Not! Tatlıları reddederken, en az 1, 2 litre daha fazla su içmeniz gerekir. Bir yetişkin, özellikle bir sporcu için bu oran 2 litreye çıkıyor. Sıvı, dokuların çok fazla nem kaybetmesini önleyecek ve cildin bu temelde bozulmasını önleyecektir.
Şeker nasıl değiştirilir?
Hem doğal hem de yapay analogları vardır, tablet veya toz şeklinde üretilebilirler. Genellikle, bu ikameler zararlı "rakiplerinden" çok daha tatlıdır, bu nedenle tüketimleri nispeten küçüktür. Endokrinologların diyabetli hastalarına reçete ettikleri bu ürünlerdir. Ayrıca, aynı yemeklere eklenebilirler - reçeller, marmelatlar, reçeller, yoğurtlar, hamur işleri, tatlılar.
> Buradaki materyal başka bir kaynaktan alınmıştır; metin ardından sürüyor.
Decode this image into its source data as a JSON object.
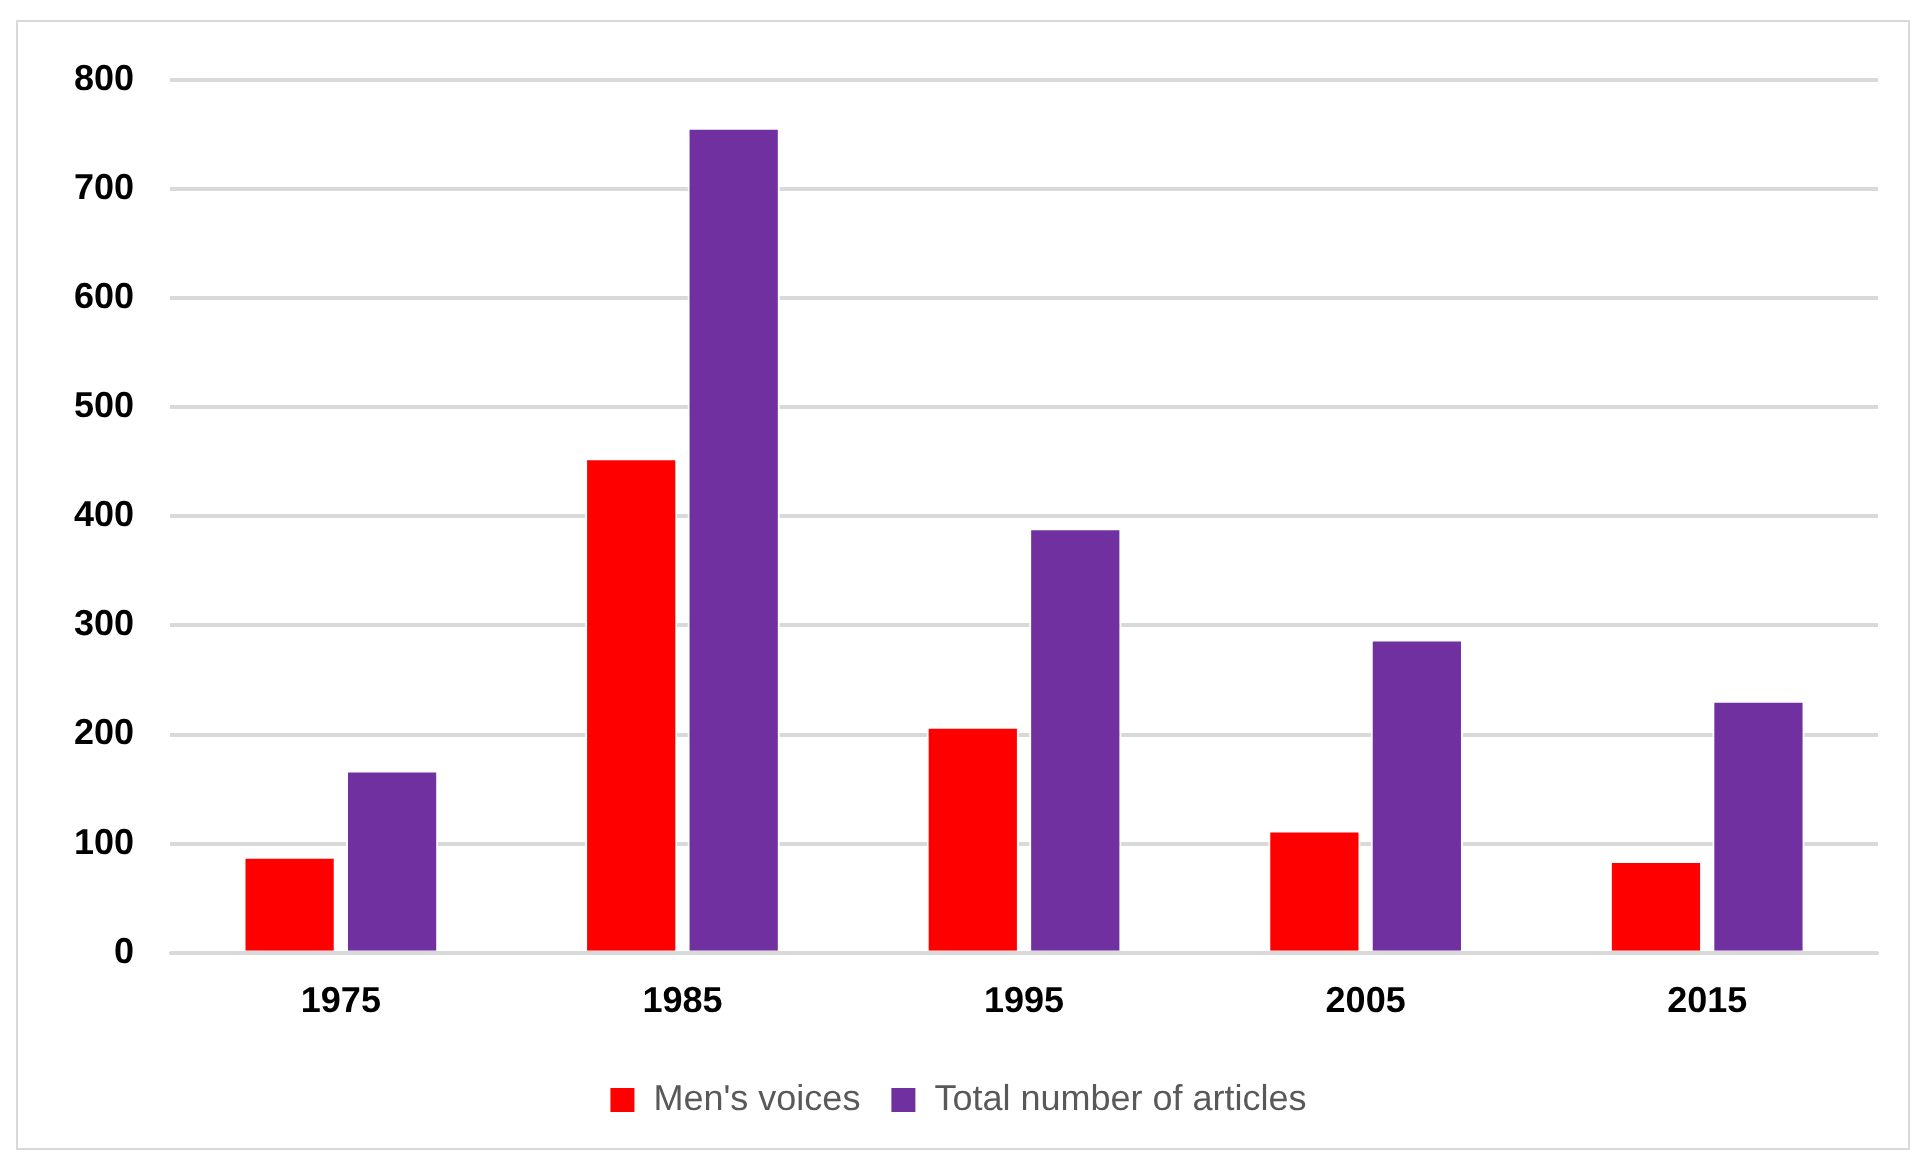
{
  "chart_data": {
    "type": "bar",
    "categories": [
      "1975",
      "1985",
      "1995",
      "2005",
      "2015"
    ],
    "series": [
      {
        "name": "Men's voices",
        "color": "#ff0000",
        "values": [
          88,
          453,
          207,
          112,
          84
        ]
      },
      {
        "name": "Total number of articles",
        "color": "#7030a0",
        "values": [
          167,
          756,
          389,
          287,
          231
        ]
      }
    ],
    "ylim": [
      0,
      800
    ],
    "yticks": [
      0,
      100,
      200,
      300,
      400,
      500,
      600,
      700,
      800
    ],
    "grid": "y",
    "legend": "bottom"
  }
}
Tüm şeker analoglarına daha yakından bakalım:
Doğal tatlılar
Onların en önemli temsilcisi bal, çok farklı olabilir - ıhlamur, karabuğday, kestane, fireweed, angelica veya çeltik. Bu seçenek, çay veya diğer içeceklere eklemeniz gerektiğinde kullanışlıdır, ancak unlu mamuller ve konserve durumunda pratik değildir. Ek olarak, beslenme uzmanları bu ürünün örneğin diyabet veya gastrit gibi sağlığa zararlı olduğuna inanmaktadır.
Sadece tatlı bir şey istiyorsan, yiyebilirsin. kurutulmuş meyveler veya herhangi bir meyve ve çilekfruktoz açısından zengin - üzüm, muz, portakal, armut ve yaban mersini.
Doğal analoglar
Çay, tahıllar, süt ürünleri, unlu mamüllerde lezzetini mükemmel bir şekilde ortaya koyan ve faydalar gösteren Kudüs enginar tozu kurutulabilir. Stevia hariç en düşük glisemik indekse sahiptir, bu da şeker hastalarının bile sağlıkları için korkmadan kullanabileceği anlamına gelir.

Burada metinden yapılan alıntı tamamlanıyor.